In a blog on the incident posted Friday evening, Microsoft lead engineer Bill Laing wrote that the incident occurred in two phases. Initially, a software bug connected to the oversight of Leap Day information included in Azure’s customer access led to Microsoft taking the entire platform offline for a few hours. That was followed by corrupted service offerings from clusters that remained connected, particularly impacting servers handling some U.S. and northern European customers.
The software bug and outage created a disconnect between cloud offerings and Microsoft’s virtual machines running on data center server clusters. Microsoft was able to iron out some service problems a few hours after they were first reported February 29 from the addition of the extra calendar day to its access and service tickets. However, some clusters were impacted into early March 1 because of service applications updates and operations customers had submitted that were running without the fixes and in isolation though its scaled-out, redundant platform software component called the Fabric Controller. Microsoft stated that the outages did not impact its storage servers because they do not run as a “guest agent” like those services offerings on the virtual machines.
In response, Microsoft noted it would enhance its software testing on the cloud platform, including add-ons for granular control of data accessed or stored in its offerings, fault detection beyond those reliant on sign-in time-outs and faster error notifications to technical support. The cloud customer support dashboard, which was also unavailable at points during the outage, will now be spread across separate infrastructures, with the expectation of more and up-to-date information moving forward. In addition, Microsoft will look to keep customers in touch via social networks like Facebook and Twitter. Laing wrote that there have already been modifications made to internal tools and hardware dependencies.

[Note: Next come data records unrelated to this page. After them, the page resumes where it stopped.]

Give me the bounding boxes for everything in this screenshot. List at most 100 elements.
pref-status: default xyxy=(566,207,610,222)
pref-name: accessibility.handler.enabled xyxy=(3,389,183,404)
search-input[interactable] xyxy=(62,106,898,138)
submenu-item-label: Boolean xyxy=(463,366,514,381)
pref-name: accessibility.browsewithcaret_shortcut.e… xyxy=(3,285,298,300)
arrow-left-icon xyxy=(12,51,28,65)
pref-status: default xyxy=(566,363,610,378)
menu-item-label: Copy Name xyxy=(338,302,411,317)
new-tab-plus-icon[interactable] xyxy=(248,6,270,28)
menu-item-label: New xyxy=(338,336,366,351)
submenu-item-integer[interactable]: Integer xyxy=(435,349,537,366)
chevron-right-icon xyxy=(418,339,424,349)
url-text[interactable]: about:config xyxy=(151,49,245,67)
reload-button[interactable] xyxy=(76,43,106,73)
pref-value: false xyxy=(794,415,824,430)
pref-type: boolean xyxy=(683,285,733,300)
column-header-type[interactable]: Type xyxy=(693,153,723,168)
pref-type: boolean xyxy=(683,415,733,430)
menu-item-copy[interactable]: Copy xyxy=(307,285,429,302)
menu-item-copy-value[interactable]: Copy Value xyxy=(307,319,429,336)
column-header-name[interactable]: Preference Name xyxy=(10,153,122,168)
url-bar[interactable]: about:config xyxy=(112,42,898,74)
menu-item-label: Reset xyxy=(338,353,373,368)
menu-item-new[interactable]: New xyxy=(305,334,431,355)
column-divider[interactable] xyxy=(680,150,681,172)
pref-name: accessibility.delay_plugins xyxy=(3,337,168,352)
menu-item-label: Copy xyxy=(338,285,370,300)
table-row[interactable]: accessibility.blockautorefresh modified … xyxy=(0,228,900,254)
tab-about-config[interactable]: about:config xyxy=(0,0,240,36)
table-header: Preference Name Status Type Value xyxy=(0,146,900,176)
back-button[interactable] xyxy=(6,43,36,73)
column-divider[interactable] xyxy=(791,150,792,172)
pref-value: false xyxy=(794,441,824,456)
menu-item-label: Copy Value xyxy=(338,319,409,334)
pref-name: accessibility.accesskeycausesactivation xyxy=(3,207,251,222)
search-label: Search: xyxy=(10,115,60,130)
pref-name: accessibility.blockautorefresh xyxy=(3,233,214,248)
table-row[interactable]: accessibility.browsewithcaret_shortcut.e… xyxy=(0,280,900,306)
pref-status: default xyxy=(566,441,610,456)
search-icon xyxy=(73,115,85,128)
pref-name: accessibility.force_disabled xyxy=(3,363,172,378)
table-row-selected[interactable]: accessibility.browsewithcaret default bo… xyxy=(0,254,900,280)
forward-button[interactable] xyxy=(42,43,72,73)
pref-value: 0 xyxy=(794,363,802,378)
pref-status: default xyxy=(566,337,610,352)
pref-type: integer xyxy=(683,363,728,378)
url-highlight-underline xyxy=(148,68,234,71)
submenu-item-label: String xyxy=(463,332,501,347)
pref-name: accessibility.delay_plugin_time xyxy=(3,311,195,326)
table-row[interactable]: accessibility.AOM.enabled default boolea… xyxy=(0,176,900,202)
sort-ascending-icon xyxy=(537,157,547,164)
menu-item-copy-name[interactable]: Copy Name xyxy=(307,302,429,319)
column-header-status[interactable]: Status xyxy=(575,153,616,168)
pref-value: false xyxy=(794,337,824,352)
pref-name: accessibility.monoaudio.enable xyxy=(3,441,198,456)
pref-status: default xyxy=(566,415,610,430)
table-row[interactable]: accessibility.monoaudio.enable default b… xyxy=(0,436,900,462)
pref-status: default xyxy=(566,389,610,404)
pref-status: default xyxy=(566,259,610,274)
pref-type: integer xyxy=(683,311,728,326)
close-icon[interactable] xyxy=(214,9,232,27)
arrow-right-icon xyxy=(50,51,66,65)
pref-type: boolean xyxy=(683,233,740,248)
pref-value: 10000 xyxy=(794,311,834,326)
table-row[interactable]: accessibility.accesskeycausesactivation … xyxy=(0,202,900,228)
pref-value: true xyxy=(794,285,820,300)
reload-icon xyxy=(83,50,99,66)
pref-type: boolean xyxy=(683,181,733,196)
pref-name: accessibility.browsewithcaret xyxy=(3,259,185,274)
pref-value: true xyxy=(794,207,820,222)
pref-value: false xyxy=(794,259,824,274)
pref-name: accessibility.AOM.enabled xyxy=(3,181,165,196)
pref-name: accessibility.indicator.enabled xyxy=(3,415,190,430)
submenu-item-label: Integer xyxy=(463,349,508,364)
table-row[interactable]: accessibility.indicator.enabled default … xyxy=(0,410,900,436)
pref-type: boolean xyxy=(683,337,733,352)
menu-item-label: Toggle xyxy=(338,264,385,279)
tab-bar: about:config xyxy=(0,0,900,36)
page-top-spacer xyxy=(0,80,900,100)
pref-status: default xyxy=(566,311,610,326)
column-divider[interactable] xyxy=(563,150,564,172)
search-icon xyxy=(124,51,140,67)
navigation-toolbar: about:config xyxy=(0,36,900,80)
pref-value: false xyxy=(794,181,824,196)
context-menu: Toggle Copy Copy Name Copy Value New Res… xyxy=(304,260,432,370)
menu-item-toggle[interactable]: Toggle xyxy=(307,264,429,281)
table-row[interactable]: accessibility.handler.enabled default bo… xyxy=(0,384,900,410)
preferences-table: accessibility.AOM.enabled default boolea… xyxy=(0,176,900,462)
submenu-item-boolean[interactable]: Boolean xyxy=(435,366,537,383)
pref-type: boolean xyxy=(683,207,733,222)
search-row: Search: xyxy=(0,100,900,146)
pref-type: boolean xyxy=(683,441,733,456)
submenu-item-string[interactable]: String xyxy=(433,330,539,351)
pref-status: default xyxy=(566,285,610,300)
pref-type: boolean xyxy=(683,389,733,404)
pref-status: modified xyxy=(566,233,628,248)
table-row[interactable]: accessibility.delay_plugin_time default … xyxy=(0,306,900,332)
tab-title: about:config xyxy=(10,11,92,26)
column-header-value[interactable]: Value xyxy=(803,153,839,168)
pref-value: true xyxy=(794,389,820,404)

“We will continue to spend time to fully understand all of the issues outlined above and over the coming days and weeks we will take steps to address and mitigate the issues to improve our service,” Laing wrote. “We will strive to continue to be transparent with customers when incidents occur and will use the learning to advance our engineering, operations, communications and customer support and improve our service to you.”
Cloud customers of Windows Azure Compute, Access Control, Service Bus and Caching will also get a 33 percent credit regardless of the impact to their service during that billing cycle, according to.the post-mortem blog post.
The blog did not detail the number of customers impacted. It was the second major disruption of the Azure platform since 2009, though Laing wrote it was the first time they had taken the step of disabling service management functionality.
Days before the post-mortem, Microsoft also announced reduced pricing for compute and storage cloud customers, piggybacking on entry-level cost reductions the provider made in February, as well as additional enterprise resource planning offerings. Earlier in the week, Amazon Web Services and Google also cut the price for their respective cloud platforms.